Youth party calls for referendum over monarchy

March 2018 photo shows Grand Duke Henri and Grand Duchess Maria Teresa during a State visit to France Cour grand-ducale/Bertrand Rindoff

March 2018 photo shows Grand Duke Henri and Grand Duchess Maria Teresa during a State visit to France Cour grand-ducale/Bertrand Rindoff

The Jeunesses Socialistes Luxembourgeoises (JSL) is calling for a referendum on abolishing the country’s constitutional monarchy in favour of a republic.

The question from the youth section of the LSAP, one of the three parties to form the coalition government, comes after the publishing of the Waringo report, a government commissioned investigation into the royal court.

Published on Friday, its author, Jeannot Waringo, outlined the need for reform of the grand ducal court, notably in relation to the role played by the Grand Duchess in staffing matters. The marshall of the grand ducal court responded that the court would contribute constructively in implementing improvements proposed in the report.

It was not enough, however, for the JSL who wrote on Wednesday: “In this discourse on the modernisation of the monarchy, we increasingly come to the conclusion that the monarchy is less and less compatible with our modern values ​​and ideas of democracy.”

Equality, democracy & spending

The JSL takes issue with the fact the royal family receives social privileges through birth right, which defeats the idea that all people are equal.

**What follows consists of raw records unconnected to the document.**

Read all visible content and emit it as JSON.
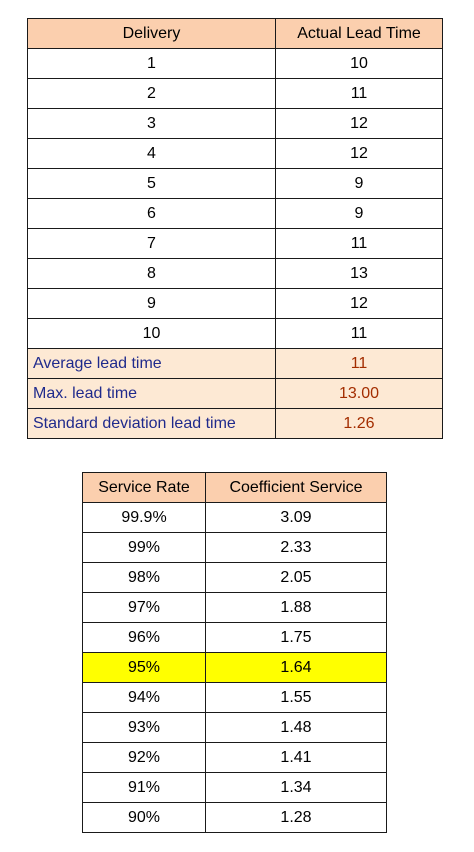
{
  "lead_table": {
    "headers": [
      "Delivery",
      "Actual Lead Time"
    ],
    "rows": [
      [
        "1",
        "10"
      ],
      [
        "2",
        "11"
      ],
      [
        "3",
        "12"
      ],
      [
        "4",
        "12"
      ],
      [
        "5",
        "9"
      ],
      [
        "6",
        "9"
      ],
      [
        "7",
        "11"
      ],
      [
        "8",
        "13"
      ],
      [
        "9",
        "12"
      ],
      [
        "10",
        "11"
      ]
    ],
    "summary": [
      {
        "label": "Average lead time",
        "value": "11"
      },
      {
        "label": "Max. lead time",
        "value": "13.00"
      },
      {
        "label": "Standard deviation lead time",
        "value": "1.26"
      }
    ]
  },
  "service_table": {
    "headers": [
      "Service Rate",
      "Coefficient Service"
    ],
    "rows": [
      [
        "99.9%",
        "3.09"
      ],
      [
        "99%",
        "2.33"
      ],
      [
        "98%",
        "2.05"
      ],
      [
        "97%",
        "1.88"
      ],
      [
        "96%",
        "1.75"
      ],
      [
        "95%",
        "1.64"
      ],
      [
        "94%",
        "1.55"
      ],
      [
        "93%",
        "1.48"
      ],
      [
        "92%",
        "1.41"
      ],
      [
        "91%",
        "1.34"
      ],
      [
        "90%",
        "1.28"
      ]
    ],
    "highlighted_row_index": 5
  },
  "colors": {
    "header_fill": "#fbcfae",
    "summary_fill": "#fde9d4",
    "summary_label_text": "#1f2a8c",
    "summary_value_text": "#a32d00",
    "highlight_fill": "#ffff00"
  }
}
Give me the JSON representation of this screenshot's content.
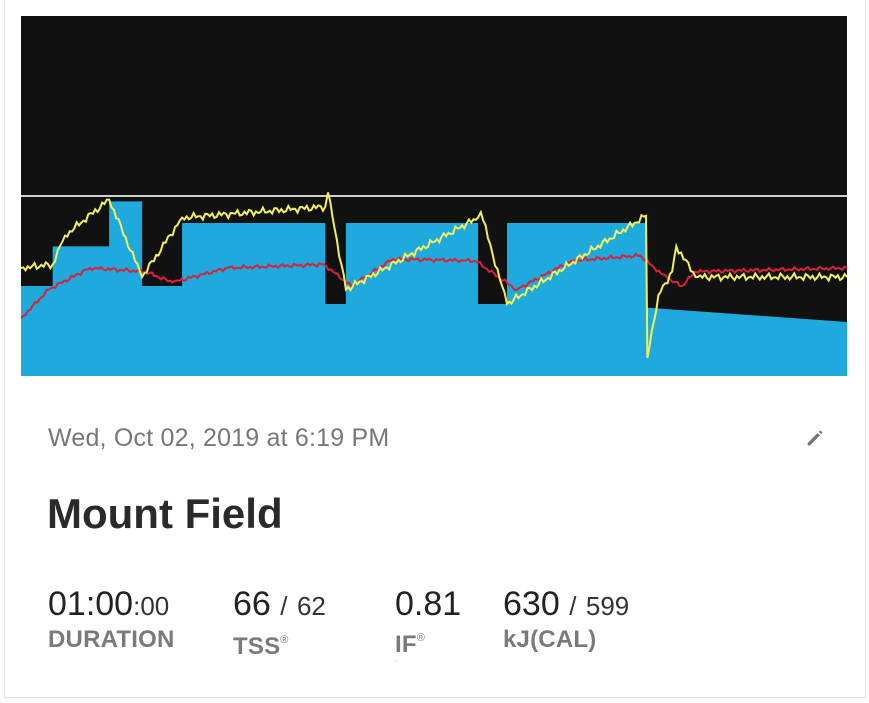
{
  "card": {
    "date_text": "Wed, Oct 02, 2019 at 6:19 PM",
    "title": "Mount Field",
    "metrics": {
      "duration": {
        "main": "01:00",
        "secondary": ":00",
        "label": "DURATION"
      },
      "tss": {
        "value": "66",
        "separator": "/",
        "target": "62",
        "label": "TSS",
        "mark": "®"
      },
      "if": {
        "value": "0.81",
        "label": "IF",
        "mark": "®",
        "sub_label": "."
      },
      "kj": {
        "value": "630",
        "separator": "/",
        "target": "599",
        "label": "kJ(CAL)"
      }
    }
  },
  "icons": {
    "edit": "pencil-icon"
  },
  "chart_data": {
    "type": "area",
    "colors": {
      "background": "#111111",
      "target_power": "#1fa9dc",
      "power": "#f2f05a",
      "heart_rate": "#d8223b",
      "threshold_line": "#cfcfcf"
    },
    "threshold": 100,
    "ylim": [
      0,
      200
    ],
    "xlim": [
      0,
      60
    ],
    "series": [
      {
        "key": "target_power",
        "x": [
          0,
          2.3,
          2.3,
          3.2,
          3.2,
          6.4,
          6.4,
          8.8,
          8.8,
          11.7,
          11.7,
          22.1,
          22.1,
          23.6,
          23.6,
          33.2,
          33.2,
          35.3,
          35.3,
          45.4,
          45.4,
          60
        ],
        "y": [
          50,
          50,
          72,
          72,
          72,
          72,
          97,
          97,
          50,
          50,
          85,
          85,
          40,
          40,
          85,
          85,
          40,
          40,
          85,
          85,
          38,
          30
        ]
      },
      {
        "key": "power",
        "x": [
          0,
          2.3,
          3.2,
          6.4,
          8.8,
          11.7,
          22.1,
          22.3,
          23.6,
          33.2,
          33.4,
          35.3,
          45.4,
          45.5,
          46.3,
          47.3,
          47.6,
          49,
          60
        ],
        "y": [
          60,
          62,
          78,
          98,
          55,
          88,
          94,
          102,
          48,
          88,
          91,
          40,
          89,
          10,
          45,
          58,
          72,
          55,
          55
        ]
      },
      {
        "key": "heart_rate",
        "x": [
          0,
          2,
          5,
          9,
          11,
          15,
          22,
          24,
          27,
          33,
          36,
          40,
          45,
          46,
          47,
          48,
          49,
          60
        ],
        "y": [
          32,
          48,
          60,
          58,
          52,
          60,
          62,
          50,
          65,
          64,
          48,
          64,
          67,
          60,
          54,
          50,
          58,
          60
        ]
      }
    ]
  }
}
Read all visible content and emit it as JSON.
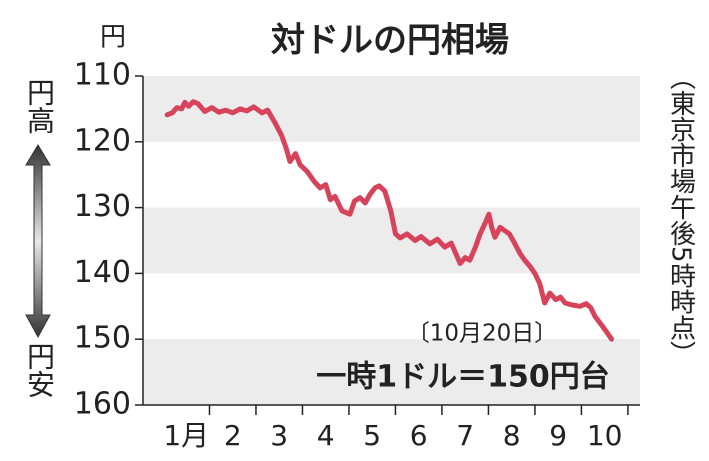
{
  "chart_data": {
    "type": "line",
    "title": "対ドルの円相場",
    "y_unit": "円",
    "y_top_label": "円高",
    "y_bottom_label": "円安",
    "side_note": "（東京市場午後5時時点）",
    "annotation_date": "〔10月20日〕",
    "annotation": "一時1ドル＝150円台",
    "categories": [
      "1月",
      "2",
      "3",
      "4",
      "5",
      "6",
      "7",
      "8",
      "9",
      "10"
    ],
    "xlim": [
      0.57,
      11.26
    ],
    "xticks": [
      2,
      3,
      4,
      5,
      6,
      7,
      8,
      9,
      10,
      11
    ],
    "ylim": [
      110,
      160
    ],
    "yticks": [
      110,
      120,
      130,
      140,
      150,
      160
    ],
    "y_inverted": true,
    "bands": true,
    "series": [
      {
        "color": "#d8435c",
        "x": [
          1.09,
          1.2,
          1.3,
          1.4,
          1.47,
          1.55,
          1.65,
          1.75,
          1.9,
          2.05,
          2.2,
          2.35,
          2.5,
          2.66,
          2.8,
          2.95,
          3.13,
          3.25,
          3.4,
          3.55,
          3.65,
          3.73,
          3.85,
          3.95,
          4.1,
          4.25,
          4.38,
          4.5,
          4.6,
          4.7,
          4.85,
          5.02,
          5.12,
          5.24,
          5.35,
          5.45,
          5.56,
          5.65,
          5.77,
          5.9,
          6.0,
          6.1,
          6.25,
          6.42,
          6.55,
          6.74,
          6.9,
          7.06,
          7.2,
          7.39,
          7.5,
          7.6,
          7.72,
          7.82,
          7.92,
          8.01,
          8.07,
          8.14,
          8.25,
          8.35,
          8.45,
          8.57,
          8.68,
          8.78,
          8.9,
          9.0,
          9.1,
          9.21,
          9.32,
          9.45,
          9.55,
          9.65,
          9.8,
          9.97,
          10.1,
          10.2,
          10.29,
          10.45,
          10.55,
          10.65
        ],
        "values": [
          115.9,
          115.6,
          114.8,
          115.0,
          114.0,
          114.6,
          113.9,
          114.2,
          115.4,
          114.8,
          115.5,
          115.2,
          115.6,
          115.0,
          115.3,
          114.7,
          115.6,
          115.2,
          117.0,
          119.0,
          121.0,
          123.0,
          121.8,
          123.5,
          124.5,
          126.0,
          127.0,
          126.5,
          128.8,
          128.3,
          130.5,
          131.0,
          129.0,
          128.5,
          129.3,
          128.0,
          127.0,
          126.7,
          127.5,
          130.5,
          134.0,
          134.6,
          134.0,
          135.0,
          134.4,
          135.5,
          134.8,
          136.0,
          135.4,
          138.5,
          137.6,
          138.0,
          136.0,
          134.0,
          132.5,
          131.0,
          133.0,
          134.5,
          133.0,
          133.5,
          134.0,
          135.5,
          137.0,
          138.0,
          139.0,
          140.0,
          141.5,
          144.5,
          143.0,
          144.0,
          143.6,
          144.5,
          144.8,
          145.0,
          144.6,
          145.2,
          146.5,
          148.0,
          149.0,
          150.0
        ]
      }
    ]
  }
}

However, if the state were to assume greater power over the grand ducal family’s activities and responsibilities, the JSL recognises it risks reducing the head of state to a puppet, which would “violate all human principles and fundamental rights”.

“We do not want people to be privileged based on their origins, nor do they want their freedom, the right to self-determination and the right to privacy to be impaired,” it wrote.

As for court spending, the 2020 budget allowed for €10.6m. The JSL claims real tax contributions to the family are closer to €14.3m, saying this money also flows into “areas of everyday private life.”

“We come to the conclusion that the demand should rather be to remove the institutionalized elements of the monarchy entirely from the government. Only in this way could the state, the government and the grand ducal family preserve their own dignity in the long term.”